Emergency vaccine summit needed to help Africa, says UK’s ex-PM Brown

Former British Prime Minister Gordon Brown suggested the United States, the United Kingdom, and Italy must hold an emergency conference before the United Nations General Assembly to end vaccine inequity and provide more vaccines to Africa and other low-income countries.

Brown, who served as Prime Minister from 2007 to 2010, has led a drive for wealthy countries to pay a greater portion of the expense of immunizing people in poorer countries, many of which have low vaccination rates and rising instances.

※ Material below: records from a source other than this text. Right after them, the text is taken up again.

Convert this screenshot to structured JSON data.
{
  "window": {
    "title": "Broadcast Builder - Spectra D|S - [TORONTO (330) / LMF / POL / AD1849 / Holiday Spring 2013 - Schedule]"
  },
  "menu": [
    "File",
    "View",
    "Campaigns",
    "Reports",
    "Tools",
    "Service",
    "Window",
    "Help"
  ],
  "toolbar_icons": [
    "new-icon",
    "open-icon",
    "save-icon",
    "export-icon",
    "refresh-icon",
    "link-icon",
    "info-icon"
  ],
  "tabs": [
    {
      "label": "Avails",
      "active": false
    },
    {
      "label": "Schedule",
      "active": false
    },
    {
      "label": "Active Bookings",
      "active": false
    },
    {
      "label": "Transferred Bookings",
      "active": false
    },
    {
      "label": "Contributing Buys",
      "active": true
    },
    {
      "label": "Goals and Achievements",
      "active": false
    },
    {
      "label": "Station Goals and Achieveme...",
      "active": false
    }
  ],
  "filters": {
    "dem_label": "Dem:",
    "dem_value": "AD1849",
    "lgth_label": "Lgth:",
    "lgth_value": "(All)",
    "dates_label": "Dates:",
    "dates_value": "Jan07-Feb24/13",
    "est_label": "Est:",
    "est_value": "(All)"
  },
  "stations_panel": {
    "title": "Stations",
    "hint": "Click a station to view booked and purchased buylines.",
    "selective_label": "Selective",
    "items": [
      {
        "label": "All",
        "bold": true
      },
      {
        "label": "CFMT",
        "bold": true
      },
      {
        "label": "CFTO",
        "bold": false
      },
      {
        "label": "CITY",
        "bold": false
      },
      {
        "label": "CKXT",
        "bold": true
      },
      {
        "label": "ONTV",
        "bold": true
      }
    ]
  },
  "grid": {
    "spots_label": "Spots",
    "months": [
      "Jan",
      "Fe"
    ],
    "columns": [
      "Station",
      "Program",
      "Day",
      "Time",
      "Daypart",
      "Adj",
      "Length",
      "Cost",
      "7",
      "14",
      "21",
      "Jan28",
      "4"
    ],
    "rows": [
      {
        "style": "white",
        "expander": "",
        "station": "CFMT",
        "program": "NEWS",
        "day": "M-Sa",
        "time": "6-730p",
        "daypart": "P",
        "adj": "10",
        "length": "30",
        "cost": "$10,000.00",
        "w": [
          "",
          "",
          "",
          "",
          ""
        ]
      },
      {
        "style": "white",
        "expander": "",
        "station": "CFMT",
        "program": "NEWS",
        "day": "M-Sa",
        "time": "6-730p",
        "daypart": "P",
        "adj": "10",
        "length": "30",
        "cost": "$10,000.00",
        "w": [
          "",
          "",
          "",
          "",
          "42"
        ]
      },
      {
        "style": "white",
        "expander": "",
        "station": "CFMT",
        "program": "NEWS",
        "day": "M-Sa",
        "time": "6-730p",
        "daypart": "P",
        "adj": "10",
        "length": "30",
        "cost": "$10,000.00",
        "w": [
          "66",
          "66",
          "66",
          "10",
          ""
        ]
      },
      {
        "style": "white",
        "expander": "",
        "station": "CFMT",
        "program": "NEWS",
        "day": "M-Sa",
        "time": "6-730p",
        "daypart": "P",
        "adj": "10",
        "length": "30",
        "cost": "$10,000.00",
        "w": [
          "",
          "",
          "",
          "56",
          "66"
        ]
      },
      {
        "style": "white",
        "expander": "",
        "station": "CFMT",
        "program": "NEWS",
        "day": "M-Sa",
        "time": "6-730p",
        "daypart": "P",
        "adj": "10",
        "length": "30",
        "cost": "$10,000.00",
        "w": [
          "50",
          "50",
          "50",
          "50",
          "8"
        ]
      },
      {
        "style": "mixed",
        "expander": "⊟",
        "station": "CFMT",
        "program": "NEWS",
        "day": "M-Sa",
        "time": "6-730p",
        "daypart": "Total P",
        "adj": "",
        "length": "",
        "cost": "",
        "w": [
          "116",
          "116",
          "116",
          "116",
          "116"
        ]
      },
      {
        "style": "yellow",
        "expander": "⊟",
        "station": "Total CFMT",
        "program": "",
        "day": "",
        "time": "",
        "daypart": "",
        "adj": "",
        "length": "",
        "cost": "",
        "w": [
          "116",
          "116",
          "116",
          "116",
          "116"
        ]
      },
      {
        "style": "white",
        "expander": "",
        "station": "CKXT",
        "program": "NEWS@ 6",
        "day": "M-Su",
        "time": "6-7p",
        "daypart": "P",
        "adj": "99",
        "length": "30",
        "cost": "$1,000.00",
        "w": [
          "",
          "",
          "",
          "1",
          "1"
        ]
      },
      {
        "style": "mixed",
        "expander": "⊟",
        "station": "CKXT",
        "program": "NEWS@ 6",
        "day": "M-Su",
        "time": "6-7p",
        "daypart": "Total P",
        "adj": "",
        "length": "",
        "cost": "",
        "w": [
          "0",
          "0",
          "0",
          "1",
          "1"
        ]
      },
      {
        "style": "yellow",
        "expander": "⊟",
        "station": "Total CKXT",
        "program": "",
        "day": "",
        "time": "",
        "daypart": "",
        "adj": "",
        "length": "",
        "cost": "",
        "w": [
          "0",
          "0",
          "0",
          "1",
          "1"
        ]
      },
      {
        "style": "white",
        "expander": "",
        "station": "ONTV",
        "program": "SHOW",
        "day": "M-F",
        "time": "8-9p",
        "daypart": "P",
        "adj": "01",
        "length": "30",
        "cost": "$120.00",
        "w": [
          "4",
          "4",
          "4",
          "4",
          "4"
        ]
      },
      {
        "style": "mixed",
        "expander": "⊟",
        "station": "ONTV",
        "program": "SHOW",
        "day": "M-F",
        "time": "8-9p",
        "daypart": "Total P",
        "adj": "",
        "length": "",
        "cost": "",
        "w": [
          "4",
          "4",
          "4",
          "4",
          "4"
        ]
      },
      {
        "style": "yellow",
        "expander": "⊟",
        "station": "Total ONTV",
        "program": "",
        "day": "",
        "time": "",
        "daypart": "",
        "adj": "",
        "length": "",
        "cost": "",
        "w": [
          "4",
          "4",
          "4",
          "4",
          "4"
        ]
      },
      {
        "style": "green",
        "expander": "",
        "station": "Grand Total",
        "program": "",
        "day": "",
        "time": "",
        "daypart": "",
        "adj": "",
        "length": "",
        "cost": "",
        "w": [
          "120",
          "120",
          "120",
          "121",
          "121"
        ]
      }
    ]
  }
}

He urged US President Joe Biden, British Prime Minister Boris Johnson, and Italian Prime Minister Mario Draghi, chair of the Group of 20 wealthy nations, to conduct the summit before the United Nations General Assembly in September.

He urged world leaders to break the “stranglehold” on vaccinations that affluent countries with abundant supply have on Africa and other low-income countries, and to assist Africa and other low-income countries with funding and logistics.

“Their leadership can ensure finance to build African manufacturing capacity for the longer term and unblock the barriers to African purchases of vaccines now and over the next year,” Brown said in a statement on Monday.

“Only intervention at the highest level by Joe Biden, Boris Johnson and the current chair of the G20, Mario Draghi, at a global vaccine summit in the next month can end this vaccine inequality that shames the world.”

The leaders of the Group of Seven advanced economies – the United States, Britain, Canada, France, Germany, Italy and Japan – agreed in June to provide 1 billion doses to poorer countries by the end of 2022.

But Brown said most of those would not be delivered to Africa, where less than 2% of people have been fully vaccinated, until next year.

“The biggest threat we all face comes from COVID spreading and mutating uninhibited in poor unvaccinated countries,” he said.